Se você nunca ouviu falar sobre leis do universo, senta aqui, vamos conversar. Você pode achar isso tudo muito doido, ou muito esclarecedor; de qualquer forma te peço que abra seu coração para o que vou contar. 

As leis do universo formam um sistema eterno que rege o universo (essa definição foi bem prolixa) e as consequências de todas as ações praticadas. Elas não estão escritas em lugar algum, nem pertencem a nenhuma religião específica (embora algumas pessoas gostem de chama-las de princípios bíblicos). Simplesmente estão em prática desde que o mundo é mundo. São tão sérias que ciências como física quântica e metafísica tem linhas de estudo específicas sobre o assunto. 

Já viu aquelas experiências com as palavras positivas e negativas, ou a chamada "lei da atração", por exemplo? Então, leis do universo. Mesmo que você seja cético quanto à isso, elas continuam agindo na sua vida. Não tem como fugir. 

Dito isso, eu venho sendo muito confrontada por uma delas, justamente a primeira lição que me ensinaram na vida: 

Ame o seu próximo como a si mesmo
Marcos 12:31 

Preciso ser sincera e contar que com o tempo me tornei realmente boa nisso (amar ao próximo)! Já falei algumas vezes sobre como encontro um propósito gigante no ajudar pessoas e como é impossível enxergar alguma versão da minha vida onde me sinto completamente feliz e completa se não estiver contribuindo para que alguém seja melhor de alguma maneira. 

No geral, todos nós nos importamos com as pessoas ao nosso redor (se você tem dificuldades em sentir que ama as pessoas, fica calmo que logo chegamos aí). Ao menos com as pessoas realmente próximas. Melhores amigos e família, no mínimo. Deixar essas pessoas felizes, fazendo com que elas se sintam amadas e especiais é um desejo natural. E bem saudável! Estamos amando o próximo e seguindo essa lei do universo, ótimo! Certo?

O maior erro no "amar ao próximo"

Errado. Bom, no meu caso era errado. Mesmo passando a vida estando constantemente pensando em maneiras de levar amor ao próximo, eu estava interpretando esse texto de maneira errada. Se formos analisar a frase, existe uma certa linha de proporcionalidade nela. "Amar ao próximo como a si mesmo", entenderam o que eu quero dizer? 

É como se fosse assim: se você se ama 50%, é capaz de amar ao próximo à 50%; se você se ama 100%, é capaz de amor ao próximo à 100%; se você se ama 10%, é capaz de amor ao próximo à 10%. É sempre essa linha de proporcionalidade. A lei age em uma medida de proporção. 

Então, como é possível amar ao próximo quando a gente não se ama? 

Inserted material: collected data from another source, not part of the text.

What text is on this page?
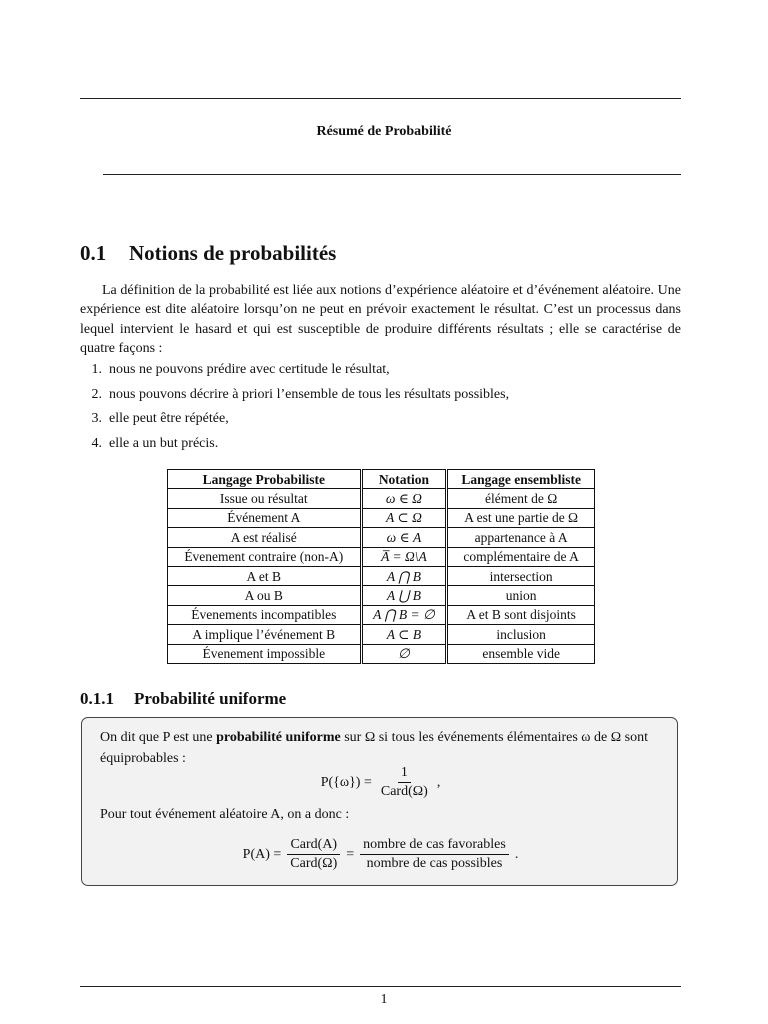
Résumé de Probabilité
0.1 Notions de probabilités

La définition de la probabilité est liée aux notions d’expérience aléatoire et d’événement aléatoire. Une expérience est dite aléatoire lorsqu’on ne peut en prévoir exactement le résultat. C’est un processus dans lequel intervient le hasard et qui est susceptible de produire différents résultats ; elle se caractérise de quatre façons :

1. nous ne pouvons prédire avec certitude le résultat,
2. nous pouvons décrire à priori l’ensemble de tous les résultats possibles,
3. elle peut être répétée,
4. elle a un but précis.
Langage Probabiliste	Notation	Langage ensembliste
Issue ou résultat	ω ∈ Ω	élément de Ω
Événement A	A ⊂ Ω	A est une partie de Ω
A est réalisé	ω ∈ A	appartenance à A
Évenement contraire (non-A)	A̅ = Ω\A	complémentaire de A
A et B	A ⋂ B	intersection
A ou B	A ⋃ B	union
Évenements incompatibles	A ⋂ B = ∅	A et B sont disjoints
A implique l’événement B	A ⊂ B	inclusion
Évenement impossible	∅	ensemble vide
0.1.1 Probabilité uniforme
On dit que P est une probabilité uniforme sur Ω si tous les événements élémentaires ω de Ω sont équiprobables :
$P(\{\omega\}) = \frac{1}{\text{Card(Ω)}}$ ,
Pour tout événement aléatoire A, on a donc :
$P(A) = \frac{\text{Card(A)}}{\text{Card(Ω)}} = \frac{\text{nombre de cas favorables}}{\text{nombre de cas possibles}}$ .
1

Refletindo e passando algumas tantas horas rolando na cama sem sono, percebi que muita gente (incluindo eu) sofre dessa questão em algum grau. Mesmo que você não tenha uma repulsa completa por si mesmo, é meio impossível encontrar alguém que se ame completamente. Então, se a gente não se ama completamente e o amor funciona numa linha de proporção, quer dizer que não estamos conseguindo amar as pessoas por completo. 

Pois é, estamos amando errado. 

Tentando entender melhor a maneira como eu e o mundo experienciamos esse sentimento tão comentado, podemos chegar em dois grupos gerais: os indisponíveis emocionalmente e os dependentes emocionalmente.

Você pode não se encaixar completamente em um deles, mas todos nós (T-O-D-O-S) temos ao menos nuances de algum. 

Quem são os indisponíveis emocionalmente? 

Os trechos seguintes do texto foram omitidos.